Orientações Gerais

Riscos e Complicações

Riscos e Complicações

 

               Todas as escolhas feitas em medicina envolvem a análise dos riscos, benefícios e possíveis complicações inerentes a escolha que foi feita. Desde o procedimento mais “simples” como a coleta de uma amostra de exame, até o procedimento mais “complexo” de tratamento envolve essa análise. Assim, todo o procedimento médico que será realizado deve ser orientado de modo claro, compatível com o conhecimento e sem a imposição de condições. Deste modo, o paciente manterá a sua soberania e poderá realizar a escolha que lhe cabe no atendimento, seguindo os preceitos éticos da medicina. Esse texto inclui algumas informações gerais básicas sobre a prática médica na cirurgia da coluna, devendo-se procurar um médico especialista para a análise caso a caso, e assim adequar os reais riscos para cada paciente e doença.

            A decisão sobre qual tratamento será realizado é de responsabilidade conjunta do médico especialista com o paciente.

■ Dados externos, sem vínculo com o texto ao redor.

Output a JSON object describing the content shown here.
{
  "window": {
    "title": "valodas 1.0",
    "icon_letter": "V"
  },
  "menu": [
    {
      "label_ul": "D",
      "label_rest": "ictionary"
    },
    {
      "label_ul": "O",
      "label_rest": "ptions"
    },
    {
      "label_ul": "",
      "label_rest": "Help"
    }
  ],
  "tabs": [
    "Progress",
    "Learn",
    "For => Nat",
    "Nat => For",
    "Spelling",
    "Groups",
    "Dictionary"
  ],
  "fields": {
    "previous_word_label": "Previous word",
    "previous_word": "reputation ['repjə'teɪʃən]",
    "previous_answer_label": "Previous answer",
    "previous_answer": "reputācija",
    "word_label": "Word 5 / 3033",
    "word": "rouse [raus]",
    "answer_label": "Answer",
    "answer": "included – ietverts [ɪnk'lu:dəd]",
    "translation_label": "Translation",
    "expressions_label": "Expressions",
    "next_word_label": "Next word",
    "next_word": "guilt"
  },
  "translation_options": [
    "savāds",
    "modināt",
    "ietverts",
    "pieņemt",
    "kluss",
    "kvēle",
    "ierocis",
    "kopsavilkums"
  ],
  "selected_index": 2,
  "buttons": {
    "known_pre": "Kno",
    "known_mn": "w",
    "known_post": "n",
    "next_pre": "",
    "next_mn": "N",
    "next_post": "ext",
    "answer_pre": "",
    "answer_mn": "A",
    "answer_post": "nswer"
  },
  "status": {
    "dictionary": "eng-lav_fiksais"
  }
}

É fundamental que o paciente assuma a responsabilidade sobre a decisão de qual tratamento seguir, sendo que ele será o maior envolvido no processo. As condições físicas e mentais do paciente tem um papel fundamental no processo de reabilitação pós cirúrgica, bem como podem aumentar os riscos dos procedimentos.

 

            Riscos e complicações dos procedimentos não invasivos:

           

            Os procedimentos não invasivos são as opções iniciais de tratamento na maioria das doenças da coluna, envolvem a utilização de medicação e medidas físicas diversas (fisioterapia, exercícios para a coluna, acupuntura, terapias térmicas com gelo ou calor, ondas de choque, eletroestimulação e massoterapia). De modo geral os riscos para tais procedimentos são baixos, porém deve-se salientar que eles existem:

                        Medicações: paciente com sensibilidade a algumas medicações, bem como alergia, podem desenvolver complicações com a prescrição de tais drogas. Mesmo em situações de boa resposta ao fármaco, o organismo pode desenvolver alterações a longo prazo como insuficiência renal, disfunções cardíacas e gastrites (uso de anti-inflamatórios), além de reações como mal-estar, tontura, vômitos e inclusive dependência química (opioides)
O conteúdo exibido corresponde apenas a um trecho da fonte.